Gita and Zuzana wrote letters and drew pictures during their years in Terezin. These artifacts, donated to the Museum by the sisters and their husbands, are part of the Museum’s collection and are highlighted in the Museum’s new installation In Confidence: Holocaust History Told By Those Who Lived It. Below are a few selections of their artifacts on display at the Museum.

Gita Drawing 1942
In the fall of 1942, Gita was hospitalized. Suffering from illness and separated from her mother and sister, Gita was still was able to write letters—in pencil, on whatever paper was available. She often asked her “Golden Mommy” to come to the window so she could see her from afar.
Zuzana Drawing
Zuzana’s drawings in colored pencil, often on rag paper, show her expression of the complicated childhood that she endured in Terezin.

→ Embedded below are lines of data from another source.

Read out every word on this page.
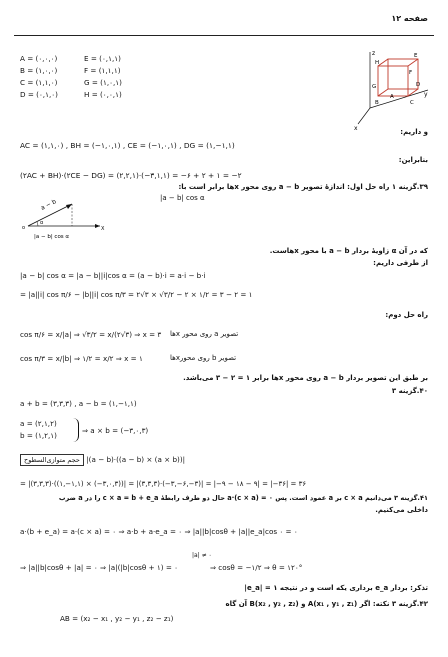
صفحه ۱۲
A = (۰,۰,۰)	E = (۰,۱,۱)
B = (۱,۰,۰)	F = (۱,۱,۱)
C = (۱,۱,۰)	G = (۱,۰,۱)
D = (۰,۱,۰)	H = (۰,۰,۱)
z
y
x
H
E
F
G
A
B	C
D
و داریم:
AC = (۱,۱,۰) , BH = (−۱,۰,۱) , CE = (−۱,۰,۱) , DG = (۱,−۱,۱)
بنابراین:
(۲AC + BH)·(۲CE − DG) = (۲,۲,۱)·(−۳,۱,۱) = −۶ + ۲ + ۱ = −۲
۳۹.گزینه ۱ راه حل اول: اندازهٔ تصویر a − b روی محور xها برابر است با:
|a − b| cos α
a − b
α
X
o
|a − b| cos α
که در آن α زاویهٔ بردار a − b با محور xهاست.
از طرفی داریم:
|a − b| cos α = |a − b||i|cos α = (a − b)·i = a·i − b·i
= |a||i| cos π/۶ − |b||i| cos π/۳ = ۲√۳ × √۳/۲ − ۲ × ۱/۲ = ۳ − ۲ = ۱
راه حل دوم:
cos π/۶ = x/|a| ⇒ √۳/۲ = x/(۲√۳) ⇒ x = ۳ تصویر a روی محور xها
cos π/۳ = x/|b| ⇒ ۱/۲ = x/۲ ⇒ x = ۱	تصویر b روی محورxها
بر طبق این تصویر بردار a − b روی محور xها برابر ۱ = ۲ − ۳ می‌باشد.
۴۰.گزینه ۳
a + b = (۳,۳,۳) , a − b = (۱,−۱,۱)
a = (۲,۱,۲)
b = (۱,۲,۱)
⇒ a × b = (−۳,۰,۳)
حجم متوازی‌السطوح |(a − b)·((a − b) × (a × b))|
= |(۳,۳,۳)·((۱,−۱,۱) × (−۳,۰,۳))| = |(۳,۳,۳)·(−۳,−۶,−۳)| = |−۹ − ۱۸ − ۹| = |−۳۶| = ۳۶
۴۱.گزینه ۳ می‌دانیم c × a بر a عمود است. پس a·(c × a) = ۰ حال دو طرف رابطهٔ c × a = b + e_a را در a ضرب
داخلی می‌کنیم.
a·(b + e_a) = a·(c × a) = ۰ ⇒ a·b + a·e_a = ۰ ⇒ |a||b|cosθ + |a||e_a|cos ۰ = ۰
⇒ |a||b|cosθ + |a| = ۰ ⇒ |a|(|b|cosθ + ۱) = ۰
|a| ≠ ۰
⇒ cosθ = −۱/۲ ⇒ θ = ۱۲۰°
تذکر: بردار e_a برداری یکه است و در نتیجه ۱ = |e_a|
۴۲.گزینه ۳ نکته: اگر (A(x₁ , y₁ , z₁ و (B(x₂ , y₂ , z₂ آن گاه
AB = (x₂ − x₁ , y₂ − y₁ , z₂ − z₁)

On the back of Zuzana’s drawing of houses, trees, and people, there is text that translates: “Dear Mommy, I wish you all the best. Next year you should be at home.”
Zuzana Hearts and Flowers
On the back of one of her drawings, Zuzana wrote: “Mile Mamince (Dear Mommy) with heart and flowers.”
Hojtasova Sisters 1945
Photo of Gita (right) and Zuzana Hojtasova in Prague, 1945. Note that their clothes do not fit—their dresses are short, and their shoes are cut. It is shortly after liberation.